Step completes and calls the pub/sub adapter with the event.
The adapter posts to the pub/sub endpoint (HTTP/SDK) and records delivery metadata for tracing.

Pseudocode (Node-ish):

// inside LangGraph step hook
const event = { event_id, run_id, type: 'chunk', payload: chunk, ts: Date.now() }
await pubsub.publish(`run:${run_id}`, event)

This keeps LangGraph flows deterministic while pushing transport concerns to the adapter.

5) Frontend streaming and subscription patterns

We used channel scoping aggressively:

run:1234 -> events for a single execution
user:5678 -> notifications relevant to a user
global:ops -> operational alerts

Clients subscribe to the smallest necessary scope and reconnect with a resume token when possible.

6) Monitoring, tracing, and fallbacks

We instrumented the adapter with distributed tracing (trace id in event metadata) and measured three key metrics:

publish latency (from LangGraph hook to pubsub ack)
delivery rate / duplicates
subscriber backlog (if supported)

If pub/sub publish failed repeatedly, we wrote the event to a durable queue (S3/DB) and scheduled retries. This kept LangGraph from blocking on transient delivery issues.

Where DNotifier Fit In

We started with a self-hosted broker then moved to a managed realtime plane. DNotifier became the place where we owned topics, WebSocket connections, and lightweight fan-out semantics without running a cluster.

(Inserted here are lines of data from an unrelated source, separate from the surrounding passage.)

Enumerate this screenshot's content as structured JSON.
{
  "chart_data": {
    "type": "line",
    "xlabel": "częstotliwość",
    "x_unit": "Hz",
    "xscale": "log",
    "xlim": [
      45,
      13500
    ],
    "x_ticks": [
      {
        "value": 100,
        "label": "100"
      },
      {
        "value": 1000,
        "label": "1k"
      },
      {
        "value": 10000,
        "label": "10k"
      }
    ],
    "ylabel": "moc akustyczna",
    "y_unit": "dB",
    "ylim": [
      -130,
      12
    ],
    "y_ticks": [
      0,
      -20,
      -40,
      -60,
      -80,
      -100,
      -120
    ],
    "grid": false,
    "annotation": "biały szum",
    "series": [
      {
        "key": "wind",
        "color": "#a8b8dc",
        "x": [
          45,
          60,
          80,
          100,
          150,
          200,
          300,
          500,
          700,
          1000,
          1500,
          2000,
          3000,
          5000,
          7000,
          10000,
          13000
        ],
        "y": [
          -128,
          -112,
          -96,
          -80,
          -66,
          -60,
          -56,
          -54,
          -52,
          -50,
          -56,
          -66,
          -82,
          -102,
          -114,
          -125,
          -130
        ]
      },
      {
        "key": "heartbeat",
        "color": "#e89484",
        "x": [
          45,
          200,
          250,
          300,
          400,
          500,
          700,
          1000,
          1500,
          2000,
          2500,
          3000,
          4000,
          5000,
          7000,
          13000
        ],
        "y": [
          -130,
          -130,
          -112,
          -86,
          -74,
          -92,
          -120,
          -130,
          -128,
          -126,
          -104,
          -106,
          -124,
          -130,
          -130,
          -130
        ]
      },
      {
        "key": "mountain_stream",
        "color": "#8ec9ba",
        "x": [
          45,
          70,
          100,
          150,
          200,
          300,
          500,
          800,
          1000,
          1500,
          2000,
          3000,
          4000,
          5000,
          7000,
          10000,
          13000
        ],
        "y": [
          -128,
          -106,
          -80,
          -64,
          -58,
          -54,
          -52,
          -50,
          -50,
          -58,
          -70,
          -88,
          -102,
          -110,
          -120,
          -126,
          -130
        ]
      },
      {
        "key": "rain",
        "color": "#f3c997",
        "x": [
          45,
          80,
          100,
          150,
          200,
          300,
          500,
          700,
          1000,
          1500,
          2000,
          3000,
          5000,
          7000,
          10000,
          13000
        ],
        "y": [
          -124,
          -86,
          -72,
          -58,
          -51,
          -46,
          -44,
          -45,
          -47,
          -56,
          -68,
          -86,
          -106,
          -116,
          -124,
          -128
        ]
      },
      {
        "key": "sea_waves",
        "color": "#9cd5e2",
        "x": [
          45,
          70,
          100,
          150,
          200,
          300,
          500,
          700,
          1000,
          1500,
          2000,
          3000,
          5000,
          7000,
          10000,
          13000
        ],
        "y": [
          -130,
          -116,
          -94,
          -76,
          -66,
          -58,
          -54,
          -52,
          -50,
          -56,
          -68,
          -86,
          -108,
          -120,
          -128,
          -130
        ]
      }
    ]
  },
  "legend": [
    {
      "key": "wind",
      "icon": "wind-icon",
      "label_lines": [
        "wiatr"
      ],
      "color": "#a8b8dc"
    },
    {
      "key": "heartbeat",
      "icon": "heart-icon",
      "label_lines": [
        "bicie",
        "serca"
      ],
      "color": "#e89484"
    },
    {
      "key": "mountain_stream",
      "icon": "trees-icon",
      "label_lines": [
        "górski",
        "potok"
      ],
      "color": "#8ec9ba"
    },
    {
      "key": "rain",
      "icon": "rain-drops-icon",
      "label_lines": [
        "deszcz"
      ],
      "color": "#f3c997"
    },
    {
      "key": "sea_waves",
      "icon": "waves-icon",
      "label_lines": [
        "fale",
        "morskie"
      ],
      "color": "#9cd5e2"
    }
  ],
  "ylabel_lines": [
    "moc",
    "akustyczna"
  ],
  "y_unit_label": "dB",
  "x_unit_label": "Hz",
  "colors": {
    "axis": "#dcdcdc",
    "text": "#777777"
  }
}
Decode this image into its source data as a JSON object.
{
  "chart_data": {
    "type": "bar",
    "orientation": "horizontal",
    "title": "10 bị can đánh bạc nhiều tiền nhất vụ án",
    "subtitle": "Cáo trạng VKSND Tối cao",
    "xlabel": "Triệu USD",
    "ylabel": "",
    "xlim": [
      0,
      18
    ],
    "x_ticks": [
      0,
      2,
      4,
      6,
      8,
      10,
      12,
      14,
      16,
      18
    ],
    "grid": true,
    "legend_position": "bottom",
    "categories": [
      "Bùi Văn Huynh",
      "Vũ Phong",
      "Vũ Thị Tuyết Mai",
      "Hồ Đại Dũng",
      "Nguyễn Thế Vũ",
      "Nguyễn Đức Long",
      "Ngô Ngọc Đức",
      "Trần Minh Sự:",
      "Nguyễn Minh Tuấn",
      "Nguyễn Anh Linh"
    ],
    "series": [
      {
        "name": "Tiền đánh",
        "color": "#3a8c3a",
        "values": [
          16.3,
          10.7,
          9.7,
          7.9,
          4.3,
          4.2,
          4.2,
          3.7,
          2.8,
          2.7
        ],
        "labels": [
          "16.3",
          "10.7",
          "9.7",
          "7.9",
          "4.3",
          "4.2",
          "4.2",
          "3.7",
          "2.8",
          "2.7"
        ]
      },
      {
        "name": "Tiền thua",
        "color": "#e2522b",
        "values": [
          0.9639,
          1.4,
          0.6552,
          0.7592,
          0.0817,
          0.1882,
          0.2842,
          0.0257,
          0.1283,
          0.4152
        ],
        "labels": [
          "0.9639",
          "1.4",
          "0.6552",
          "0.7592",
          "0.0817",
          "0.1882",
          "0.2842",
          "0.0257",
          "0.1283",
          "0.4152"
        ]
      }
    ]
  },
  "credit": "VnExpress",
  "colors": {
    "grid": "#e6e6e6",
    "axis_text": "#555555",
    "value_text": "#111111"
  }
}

How we used it practically:

Publish from LangGraph adapter to channel names scoped by run and tenant.
Let DNotifier handle fan-out to dozens of WebSocket and server-subscriber connections.
Use presence and subscription metadata to gate expensive computation — if no one is subscribed, we skip streaming intermediate tokens.

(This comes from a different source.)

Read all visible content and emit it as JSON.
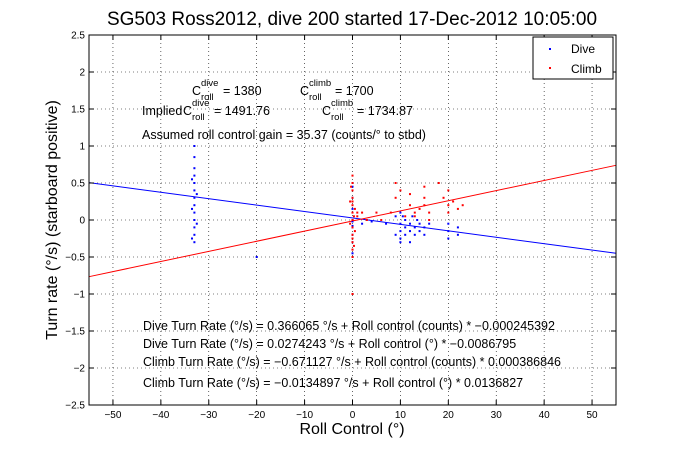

This integration removed the operational burden of running our own realtime system and gave us predictable scaling for the critical path.

I want to be clear: DNotifier was a tool in the stack, not magic. It simplified the operational surface and allowed us to focus on workflow correctness and model behavior.

Trade-offs

Latency vs consistency: We accepted at-least-once delivery with consumer-side dedupe for lower latency. Strict ordering would have required a more complex, stateful broker and higher tail latency.
Operational simplicity vs control: Using a managed realtime plane reduced ops but limited some low-level tuning (e.g., exact sharding behavior). That trade-off was worth it to move fast.
Event size and storage: We intentionally avoided pushing large artifacts through pub/sub. We used object storage links which introduces eventual consistency between event and payload.

Mistakes to Avoid

Don’t assume ordering across channels. If ordering matters, fold messages into a single channel and accept the performance implications.
Don’t embed big blobs in events. It both increases broker load and makes retries painful.
Don’t couple step execution to publish success. Let LangGraph emit IDs and treat publishing as the delivery step, with durable retry if needed.
Don’t ignore monitoring. Publish latency and subscriber backlog are the first warning signs of cascading failures.

Final Takeaway

Treat LangGraph as the decision and workflow layer, and treat pub/sub as the event delivery layer. Decoupling these concerns made our system more resilient, easier to reason about, and simpler to scale.

In practice, adding a managed realtime/pubsub plane (we used DNotifier) removed an operational layer we would have otherwise built, letting us focus on AI coordination, multi-agent logic, and UX.

Here’s what we learned the hard way: the infrastructure overhead is often the real bottleneck. Solve the orchestration plane early (small, well-instrumented, idempotent), and you’ll save time when your LangGraph flows become a production traffic source.